Конечно, я и сам знаю. Между мужем и женой за долгие годы супружеской жизни остается мало секретов.
– А какая была твоя любимая история?
Рут ненадолго задумывается и наконец говорит:
– Одна из твоего детства. Твоя мама рассказала, как ты нашел раненую белку, которую спрятал в коробке за швейной машинкой и вылечил, хотя отец и запретил держать ее в магазине. Ты выпустил ее в парке, когда она поправилась; белка, конечно, убежала, но ты каждый день возвращался, чтобы оказаться рядом, на тот случай если ей снова понадобится помощь. Твоя мать сказала, что у тебя доброе сердце и ты способен испытывать искреннюю привязанность. Если уж ты кого-нибудь полюбишь, то это навсегда.
Да уж, мама поработала свахой.
Лишь когда мы поженились, она призналась, что «учила» Рут, рассказывая ей обо мне. Признаться, я слегка обиделся, поскольку предпочитал думать, что своими силами покорил сердце девушки. Так я и сказал маме. Она рассмеялась и ответила, что поступила, как всякая мать, а моей обязанностью было доказать, что она не лгала, потому что таков долг сына перед матерью.
– И тогда я решил, что очень обаятелен.
– Ты стал обаятельным, как только перестал меня бояться. Но случилось это не сразу. Когда мы наконец дошли до фабрики, где я жила, я сказала: «Спасибо, что проводил, Айра», а ты только промямлил: «Не за что», развернулся, кивнул моим родителям и ушел.
– Но на следующей неделе дела обстояли лучше.
– Да. Ты говорил о погоде.

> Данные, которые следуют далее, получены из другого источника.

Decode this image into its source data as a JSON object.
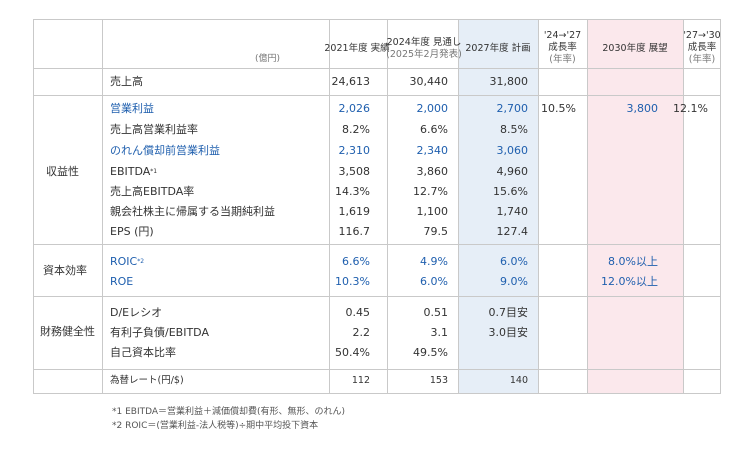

Три раза повторил: «Сегодня облачно». Два раза – «Интересно, пойдет ли дождь?». Ты просто блистал остроумием. Кстати говоря, твоя мама научила меня английскому слову «блистать».
– И все-таки ты не передумала со мной встречаться.
– Да, – говорит Рут, глядя в упор.
– А в начале августа я предложил угостить тебя шоколадной шипучкой. Как обычно делал Дэвид Эпштейн.
Она приглаживает выбившуюся прядь волос, не сводя с меня пристального взгляда.
– Помнится, я сказала, что никогда не пробовала ничего вкуснее шоколадной шипучки.
Так и началось. Трудно назвать нашу любовь увлекательным приключением или волшебной сказкой, как ее обычно изображают в кино, но случившееся казалось божественным даром. Просто не верилось, что Рут увидела во мне нечто особенное, но у меня хватило ума не упустить возможность быть с ней. Мы проводили вместе большую часть свободного времени, хотя его оставалось не так уж много. Лето быстро заканчивалось. Франция, по ту сторону Атлантики, уже капитулировала, битва за Англию шла полным ходом, но в эти последние недели лета война казалась такой далекой. Мы бродили в парке и без конца разговаривали. Как раньше делал Дэвид, я угощал Рут шоколадной шипучкой, дважды водил в кино, один раз пригласил вместе с матерью на ланч. И неизменно провожал домой из синагоги. Родители Рут шли в десяти шагах позади, позволяя нам пообщаться.